We live in the age of artificial intelligence, we are told, which means that we live in an age of endless hagiographies of the “intelligent” machine. The keynotes and op-eds speak of smarter and smarter machines that will replace our doctors and compose us music, free us from toil and enrich every facet of our lives. And thus, we are constantly goaded with an implicit question: what happens if these machines keep getting smarter?
In the singularity discourse, the question is rendered explicit. And it is a question that continues to pick up steam, steadily accruing followers and attention. “Just had a call with Nick Bostrom who schooled me on AI issues of the future. We have a lot of work to do,” Andrew Yang tweeted last March. “It’s important that Neuralink solves this problem [of a brain-computer interface] sooner rather than later, because the point at which we have digital superintelligence, that’s when we pass the singularity and things become just very uncertain,” said Elon Musk in an interview last July about his company Neuralink—valued at half a billion dollars—that is designing implantable brain-computer interfaces. The language of superintelligence is here to stay.
So why does the discourse continue to spread? Certainly, the singularity indulges technologists’ fantasies and attracts publicity with alarmist headlines. But I think there is more to it. In her incisive 2018 book Algorithms of Oppression: How Search Engines Reinforce Racism, Safiya Umoja Noble dissects the rise of our reliance on machines for decision-making:
“I often challenge audiences who come to my talks to consider that at the very historical moment when structural barriers to employment were being addressed legislatively in the 1960s, the rise of our reliance on modern technologies emerged, positing that computers could make better decisions than humans. I do not think it a coincidence that when women and people of color are finally given the opportunity to participate in limited spheres of decision making in society, computers are simultaneously celebrated as a more optimal choice for making social decisions. The rise of big-data optimism is here, and if ever there were a time when politicians, industry leaders, and academics were enamored with artificial intelligence as a superior approach to sense-making, it is now.”
I would posit that an analogous phenomenon can be observed within the singularity discourse.
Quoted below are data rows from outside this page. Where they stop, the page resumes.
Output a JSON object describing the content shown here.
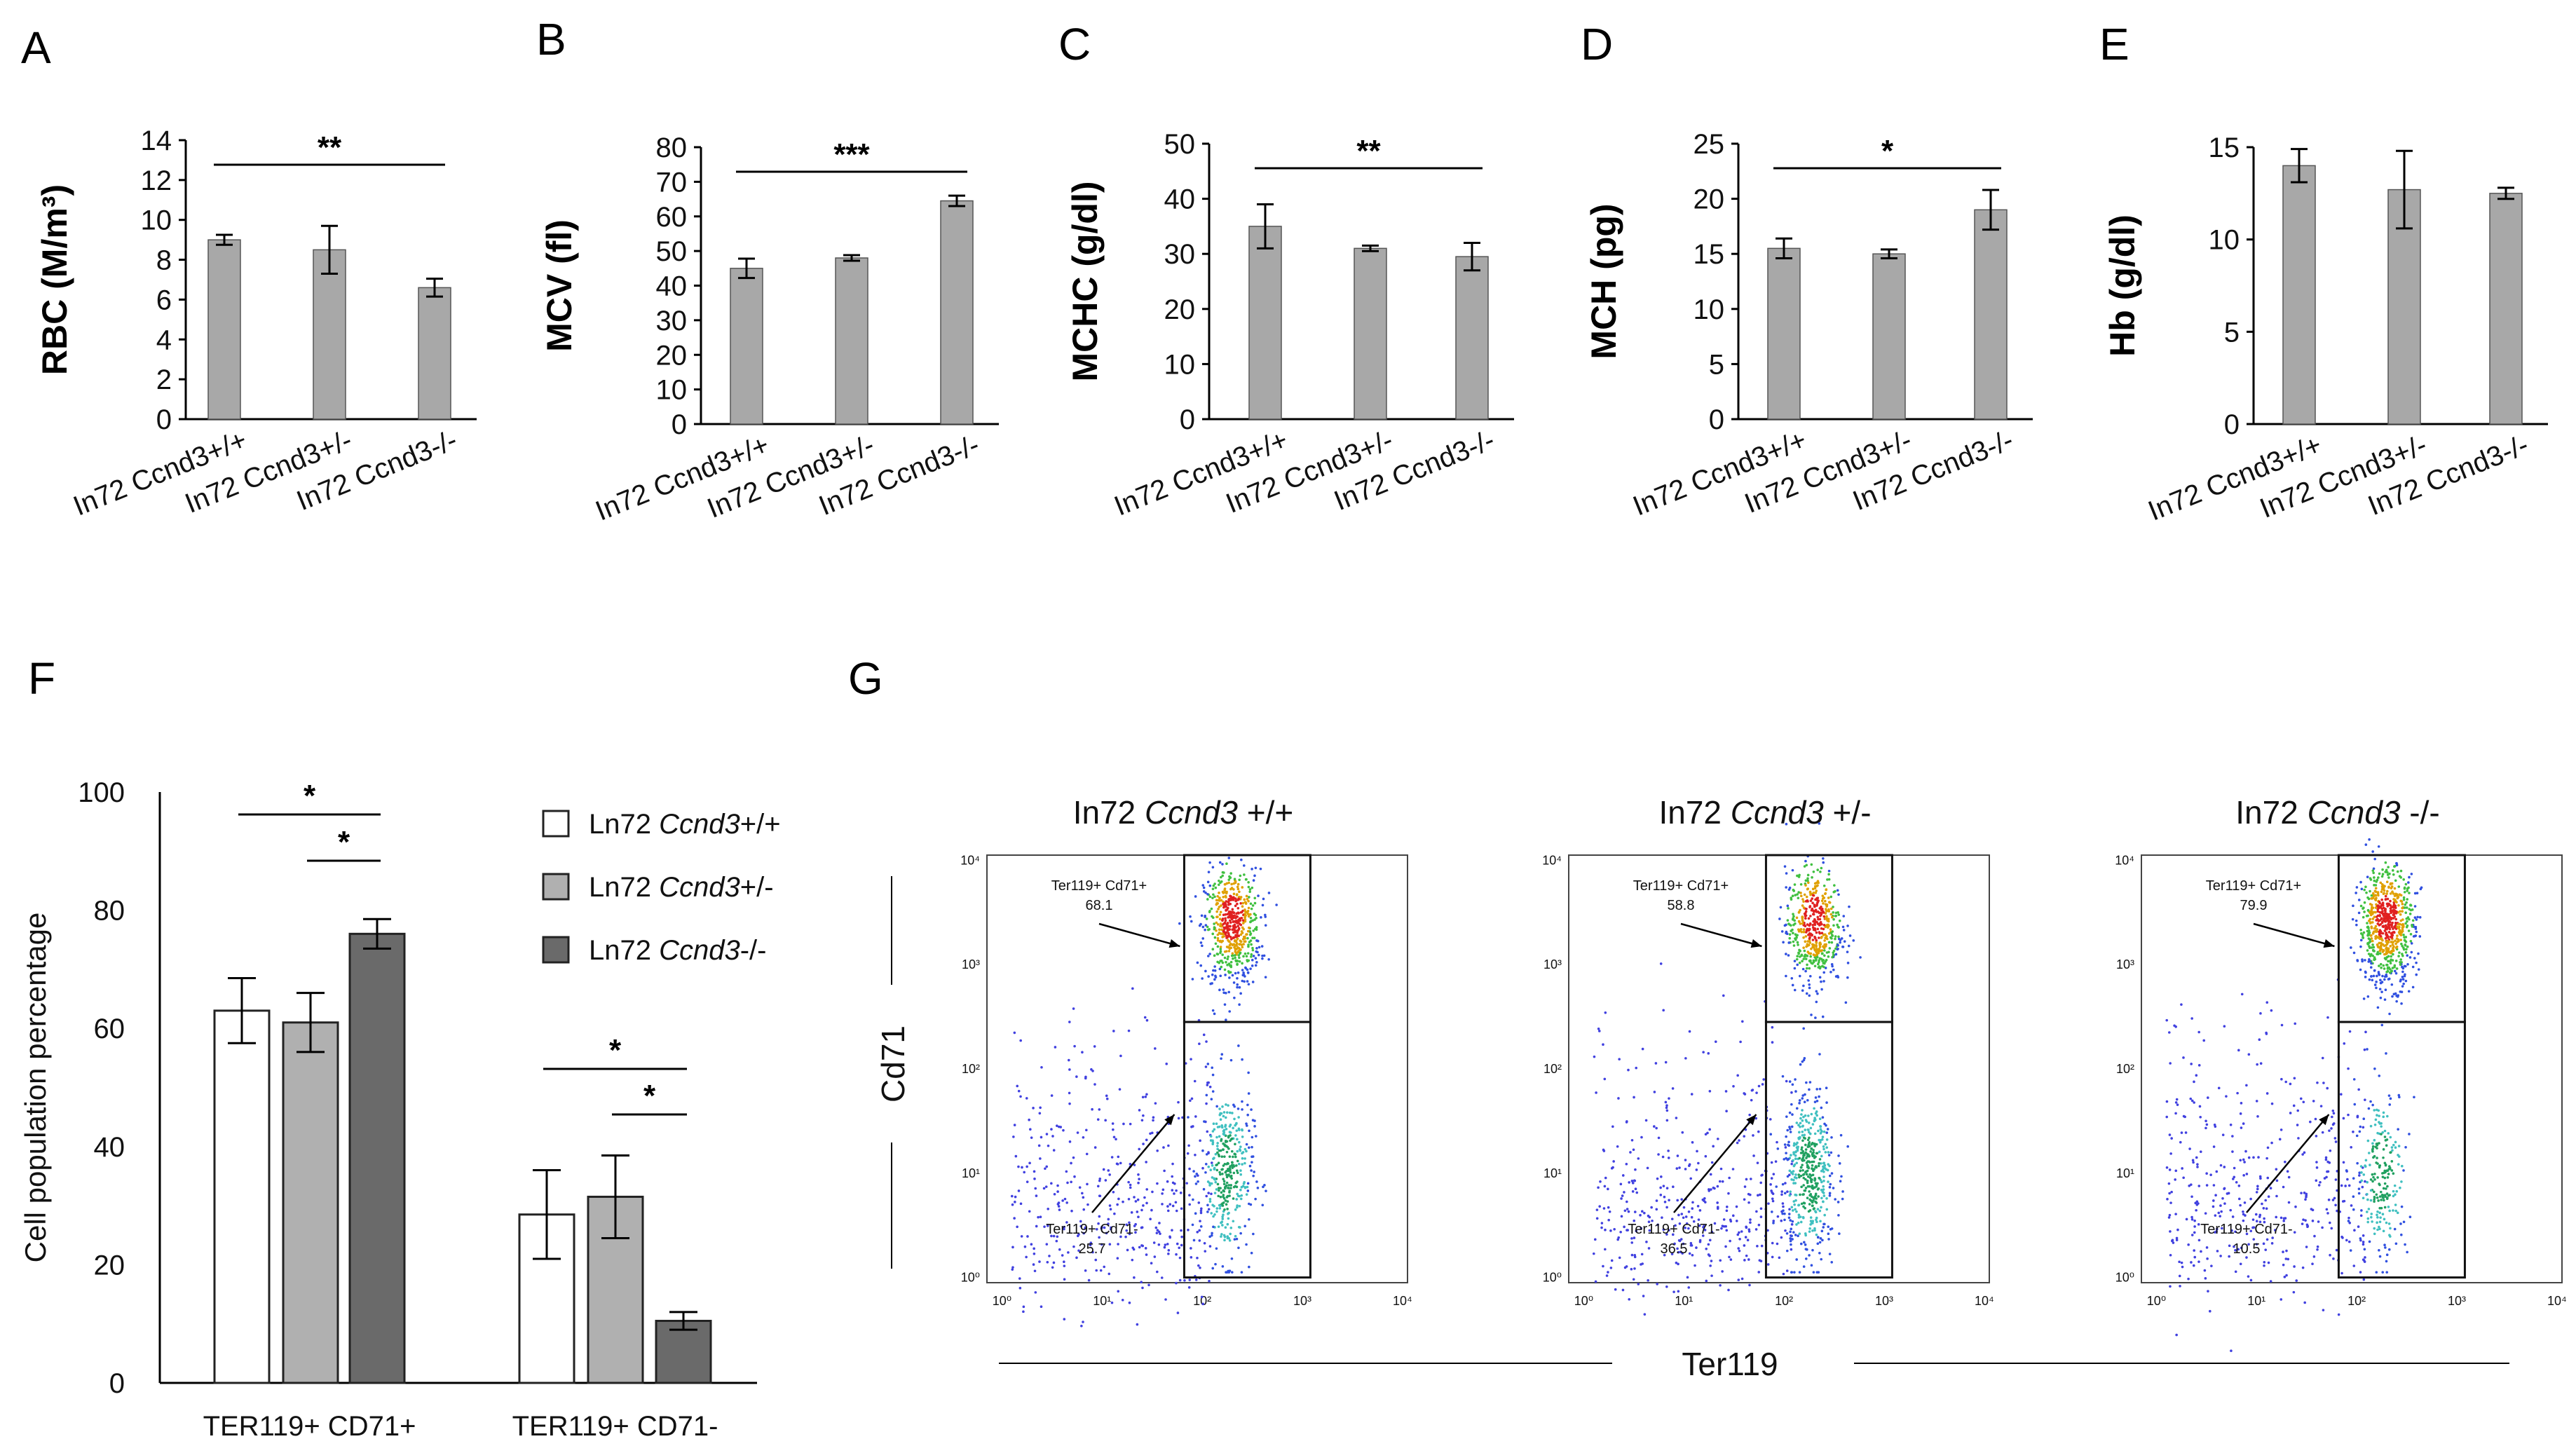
{
  "panel_letters": [
    "A",
    "B",
    "C",
    "D",
    "E",
    "F",
    "G"
  ],
  "genotype_labels": [
    "In72 Ccnd3+/+",
    "In72 Ccnd3+/-",
    "In72 Ccnd3-/-"
  ],
  "colors": {
    "bar_gray": "#a8a8a8",
    "bar_white": "#ffffff",
    "bar_light": "#b0b0b0",
    "bar_dark": "#6a6a6a"
  },
  "chart_data": [
    {
      "id": "A",
      "type": "bar",
      "ylabel": "RBC (M/m³)",
      "ylim": [
        0,
        14
      ],
      "ticks": [
        0,
        2,
        4,
        6,
        8,
        10,
        12,
        14
      ],
      "categories": [
        "In72 Ccnd3+/+",
        "In72 Ccnd3+/-",
        "In72 Ccnd3-/-"
      ],
      "values": [
        9.0,
        8.5,
        6.6
      ],
      "errors": [
        0.25,
        1.2,
        0.45
      ],
      "significance": [
        {
          "from": 0,
          "to": 2,
          "label": "**"
        }
      ]
    },
    {
      "id": "B",
      "type": "bar",
      "ylabel": "MCV (fl)",
      "ylim": [
        0,
        80
      ],
      "ticks": [
        0,
        10,
        20,
        30,
        40,
        50,
        60,
        70,
        80
      ],
      "categories": [
        "In72 Ccnd3+/+",
        "In72 Ccnd3+/-",
        "In72 Ccnd3-/-"
      ],
      "values": [
        45,
        48,
        64.5
      ],
      "errors": [
        2.8,
        0.8,
        1.5
      ],
      "significance": [
        {
          "from": 0,
          "to": 2,
          "label": "***"
        }
      ]
    },
    {
      "id": "C",
      "type": "bar",
      "ylabel": "MCHC (g/dl)",
      "ylim": [
        0,
        50
      ],
      "ticks": [
        0,
        10,
        20,
        30,
        40,
        50
      ],
      "categories": [
        "In72 Ccnd3+/+",
        "In72 Ccnd3+/-",
        "In72 Ccnd3-/-"
      ],
      "values": [
        35,
        31,
        29.5
      ],
      "errors": [
        4,
        0.5,
        2.5
      ],
      "significance": [
        {
          "from": 0,
          "to": 2,
          "label": "**"
        }
      ]
    },
    {
      "id": "D",
      "type": "bar",
      "ylabel": "MCH (pg)",
      "ylim": [
        0,
        25
      ],
      "ticks": [
        0,
        5,
        10,
        15,
        20,
        25
      ],
      "categories": [
        "In72 Ccnd3+/+",
        "In72 Ccnd3+/-",
        "In72 Ccnd3-/-"
      ],
      "values": [
        15.5,
        15,
        19
      ],
      "errors": [
        0.9,
        0.4,
        1.8
      ],
      "significance": [
        {
          "from": 0,
          "to": 2,
          "label": "*"
        }
      ]
    },
    {
      "id": "E",
      "type": "bar",
      "ylabel": "Hb (g/dl)",
      "ylim": [
        0,
        15
      ],
      "ticks": [
        0,
        5,
        10,
        15
      ],
      "categories": [
        "In72 Ccnd3+/+",
        "In72 Ccnd3+/-",
        "In72 Ccnd3-/-"
      ],
      "values": [
        14,
        12.7,
        12.5
      ],
      "errors": [
        0.9,
        2.1,
        0.3
      ],
      "significance": []
    },
    {
      "id": "F",
      "type": "bar",
      "ylabel": "Cell population  percentage",
      "ylim": [
        0,
        100
      ],
      "ticks": [
        0,
        20,
        40,
        60,
        80,
        100
      ],
      "categories": [
        "TER119+ CD71+",
        "TER119+ CD71-"
      ],
      "series": [
        {
          "name": "Ln72 Ccnd3+/+",
          "prefix": "Ln72 ",
          "italic": "Ccnd3",
          "suffix": "+/+",
          "values": [
            63,
            28.5
          ],
          "errors": [
            5.5,
            7.5
          ]
        },
        {
          "name": "Ln72 Ccnd3+/-",
          "prefix": "Ln72 ",
          "italic": "Ccnd3",
          "suffix": "+/-",
          "values": [
            61,
            31.5
          ],
          "errors": [
            5,
            7
          ]
        },
        {
          "name": "Ln72 Ccnd3-/-",
          "prefix": "Ln72 ",
          "italic": "Ccnd3",
          "suffix": "-/-",
          "values": [
            76,
            10.5
          ],
          "errors": [
            2.5,
            1.5
          ]
        }
      ],
      "significance": [
        {
          "group": 0,
          "from": 0,
          "to": 2,
          "label": "*"
        },
        {
          "group": 0,
          "from": 1,
          "to": 2,
          "label": "*"
        },
        {
          "group": 1,
          "from": 0,
          "to": 2,
          "label": "*"
        },
        {
          "group": 1,
          "from": 1,
          "to": 2,
          "label": "*"
        }
      ]
    }
  ],
  "flow": {
    "y_axis_label": "Cd71",
    "x_axis_label": "Ter119",
    "tick_labels": [
      "10⁰",
      "10¹",
      "10²",
      "10³",
      "10⁴"
    ],
    "gate_upper_name": "Ter119+ Cd71+",
    "gate_lower_name": "Ter119+ Cd71-",
    "plots": [
      {
        "title_prefix": "In72 ",
        "title_italic": "Ccnd3",
        "title_suffix": " +/+",
        "upper_pct": "68.1",
        "lower_pct": "25.7"
      },
      {
        "title_prefix": "In72 ",
        "title_italic": "Ccnd3",
        "title_suffix": " +/-",
        "upper_pct": "58.8",
        "lower_pct": "36.5"
      },
      {
        "title_prefix": "In72 ",
        "title_italic": "Ccnd3",
        "title_suffix": " -/-",
        "upper_pct": "79.9",
        "lower_pct": "10.5"
      }
    ]
  }
}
It is no coincidence that as machine learning continues to seep further and further into the tapestry of our lives, the rhetoric of superintelligence has caught on in full force among the technocratic elite. As we begin to hold the tech executives, managers, researchers, and engineers accountable for an ever-increasing list of transgressions, they have been abstracting away responsibility by positioning the machines as our greatest enemy, rendered rhetorically just human enough to bear the blame. The legitimate concerns of marginalized and exploited groups surrounding machine learning are drowned out by the universal danger of a machine intelligence explosion, where the Google executive and the Mechanical Turk worker are equally at risk. When we push back against the rhetoric, we are patronized. “Only a few of us seem to be in a position to think this question through,” says Sam Harris. And yet, ironically, embedded within the singularity discourse is also an unrelenting faith in the machine —the persistent optimism of Silicon Valley that if we just solve the singular problem of aligning the machines with our own interests, we will be delivered into a utopian vision of the future. It is this recurring dichotomy of fear and deliverance that transmutes the narratives of those at the heart of the machine learning technocracy from posturing opportunists into heroes. They are our singularity prophets, divining with machines.